Benchmarking The SLP Vectorizer On LLVM Clang 3.4
The SLP Vectorizer can vectorize memory access, arithmetic operations, comparison operations, and other select operations. Back when it was ready in LLVM Clang 3.3 I did some early benchmarks and explained it in more detail. There's also the LLVM auto-vectorizer documentation.
With LLVM Clang 3.4 SVN it looks like the superword-level parallelism vectorizer will at least be enabled for the -O3 optimization level if not for other optimization levels too. With this upcoming change, from the LLVM/Clang Subversion code as of this weekend I ran some benchmarks when comparing the -fslp-vectorize compiler switch for a range of C/C++ benchmarks. The -O3 -march=native compiler switches were set the entire time.
These test results can be found on OpenBenchmarking.org in 1307291-SO-FSLPVECTO83.

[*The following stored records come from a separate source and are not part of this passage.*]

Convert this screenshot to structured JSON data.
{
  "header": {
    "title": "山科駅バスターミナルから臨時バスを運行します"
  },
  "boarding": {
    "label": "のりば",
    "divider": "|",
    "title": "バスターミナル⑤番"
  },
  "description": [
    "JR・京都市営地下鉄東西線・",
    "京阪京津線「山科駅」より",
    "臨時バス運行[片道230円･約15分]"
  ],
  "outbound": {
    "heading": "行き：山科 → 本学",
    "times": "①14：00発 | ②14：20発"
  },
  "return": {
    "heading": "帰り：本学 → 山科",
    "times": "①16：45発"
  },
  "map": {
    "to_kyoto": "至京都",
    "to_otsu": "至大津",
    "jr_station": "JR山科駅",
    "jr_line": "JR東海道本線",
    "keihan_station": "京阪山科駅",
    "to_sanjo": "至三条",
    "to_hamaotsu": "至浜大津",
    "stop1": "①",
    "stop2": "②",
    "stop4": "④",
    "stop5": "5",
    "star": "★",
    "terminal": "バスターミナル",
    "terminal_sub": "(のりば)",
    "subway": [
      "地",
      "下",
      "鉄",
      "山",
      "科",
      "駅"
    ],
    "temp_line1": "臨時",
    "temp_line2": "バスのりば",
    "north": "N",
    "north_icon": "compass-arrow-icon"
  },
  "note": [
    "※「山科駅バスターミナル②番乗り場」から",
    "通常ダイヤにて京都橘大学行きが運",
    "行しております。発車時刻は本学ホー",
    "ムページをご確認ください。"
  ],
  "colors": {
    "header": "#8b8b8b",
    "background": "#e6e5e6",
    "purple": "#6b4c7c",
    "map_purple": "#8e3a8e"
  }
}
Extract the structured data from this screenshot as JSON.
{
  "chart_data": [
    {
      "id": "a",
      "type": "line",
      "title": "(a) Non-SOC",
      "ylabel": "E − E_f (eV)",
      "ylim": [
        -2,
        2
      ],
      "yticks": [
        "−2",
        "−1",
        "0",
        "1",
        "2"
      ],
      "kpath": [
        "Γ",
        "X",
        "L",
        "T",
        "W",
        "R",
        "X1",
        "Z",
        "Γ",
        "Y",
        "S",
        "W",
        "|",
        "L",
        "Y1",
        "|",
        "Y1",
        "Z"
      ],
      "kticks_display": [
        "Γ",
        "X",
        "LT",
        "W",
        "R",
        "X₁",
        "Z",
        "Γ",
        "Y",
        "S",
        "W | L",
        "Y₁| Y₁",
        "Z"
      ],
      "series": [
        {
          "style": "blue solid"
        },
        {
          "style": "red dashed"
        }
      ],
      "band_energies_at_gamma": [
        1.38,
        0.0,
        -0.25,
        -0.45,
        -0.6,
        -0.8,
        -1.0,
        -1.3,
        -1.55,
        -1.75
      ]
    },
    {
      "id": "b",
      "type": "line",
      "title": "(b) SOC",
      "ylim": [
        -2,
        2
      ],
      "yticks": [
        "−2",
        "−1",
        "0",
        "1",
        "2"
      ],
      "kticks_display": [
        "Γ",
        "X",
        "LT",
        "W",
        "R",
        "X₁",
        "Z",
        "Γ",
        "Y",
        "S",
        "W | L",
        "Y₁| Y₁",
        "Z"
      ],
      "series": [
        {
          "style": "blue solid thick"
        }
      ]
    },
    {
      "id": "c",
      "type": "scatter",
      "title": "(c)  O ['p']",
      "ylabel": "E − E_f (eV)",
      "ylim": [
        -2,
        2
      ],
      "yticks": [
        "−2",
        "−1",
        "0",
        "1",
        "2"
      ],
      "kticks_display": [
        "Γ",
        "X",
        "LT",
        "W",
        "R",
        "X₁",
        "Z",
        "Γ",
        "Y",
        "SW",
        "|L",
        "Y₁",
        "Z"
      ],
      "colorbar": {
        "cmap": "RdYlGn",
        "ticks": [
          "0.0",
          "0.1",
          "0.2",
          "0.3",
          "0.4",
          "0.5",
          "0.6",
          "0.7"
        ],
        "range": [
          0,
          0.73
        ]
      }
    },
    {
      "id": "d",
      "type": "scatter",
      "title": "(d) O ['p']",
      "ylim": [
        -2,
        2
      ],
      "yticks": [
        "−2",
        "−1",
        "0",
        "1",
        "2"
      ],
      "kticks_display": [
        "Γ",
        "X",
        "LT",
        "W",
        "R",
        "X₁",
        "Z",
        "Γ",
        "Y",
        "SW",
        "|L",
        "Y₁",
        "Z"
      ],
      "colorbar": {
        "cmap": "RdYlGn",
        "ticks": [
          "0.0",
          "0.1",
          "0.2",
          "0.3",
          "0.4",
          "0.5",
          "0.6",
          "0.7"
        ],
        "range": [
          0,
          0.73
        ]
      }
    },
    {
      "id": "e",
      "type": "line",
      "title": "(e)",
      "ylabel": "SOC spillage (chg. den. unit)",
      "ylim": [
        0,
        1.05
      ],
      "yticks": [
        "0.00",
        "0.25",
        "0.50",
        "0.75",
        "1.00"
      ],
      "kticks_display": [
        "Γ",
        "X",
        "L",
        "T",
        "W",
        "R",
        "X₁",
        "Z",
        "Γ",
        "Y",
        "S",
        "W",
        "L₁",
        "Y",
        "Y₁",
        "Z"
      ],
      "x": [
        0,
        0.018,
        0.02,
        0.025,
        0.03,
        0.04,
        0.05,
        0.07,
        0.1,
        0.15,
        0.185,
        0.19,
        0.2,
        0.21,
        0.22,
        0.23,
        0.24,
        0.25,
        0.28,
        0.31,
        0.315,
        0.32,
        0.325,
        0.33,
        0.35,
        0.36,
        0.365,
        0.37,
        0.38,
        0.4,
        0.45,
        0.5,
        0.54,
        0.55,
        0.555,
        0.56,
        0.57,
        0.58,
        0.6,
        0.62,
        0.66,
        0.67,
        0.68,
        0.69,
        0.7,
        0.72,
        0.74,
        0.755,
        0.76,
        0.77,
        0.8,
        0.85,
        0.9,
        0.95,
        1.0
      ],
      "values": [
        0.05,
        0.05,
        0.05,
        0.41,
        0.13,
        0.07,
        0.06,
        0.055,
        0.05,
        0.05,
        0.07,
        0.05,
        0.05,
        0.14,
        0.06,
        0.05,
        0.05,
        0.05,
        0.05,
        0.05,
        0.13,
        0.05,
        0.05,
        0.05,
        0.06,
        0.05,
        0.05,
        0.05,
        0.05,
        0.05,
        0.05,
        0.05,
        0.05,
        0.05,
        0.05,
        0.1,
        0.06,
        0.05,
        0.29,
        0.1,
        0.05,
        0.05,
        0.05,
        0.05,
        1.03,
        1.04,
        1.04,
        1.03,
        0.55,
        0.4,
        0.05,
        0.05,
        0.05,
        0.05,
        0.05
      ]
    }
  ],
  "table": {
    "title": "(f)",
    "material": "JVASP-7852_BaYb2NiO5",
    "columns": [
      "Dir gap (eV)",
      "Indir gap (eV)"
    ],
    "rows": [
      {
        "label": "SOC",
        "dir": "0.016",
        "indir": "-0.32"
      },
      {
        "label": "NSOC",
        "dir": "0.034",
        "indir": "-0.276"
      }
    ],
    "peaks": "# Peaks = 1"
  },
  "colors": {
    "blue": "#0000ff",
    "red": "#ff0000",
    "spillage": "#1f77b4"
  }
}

For most of our real-world workload tests on Linux with LLVM/Clang 3.4 SVN, there was little change in performance out of the basic SLP Vectorizer. However, as the benchmarks showed this past weekend, for certain operations and micro-benchmarks there are worthwhile improvements to find with this straight-code vectorizer. There's at least no regressions even though this isn't quite as useful as the Loop Vectorizer.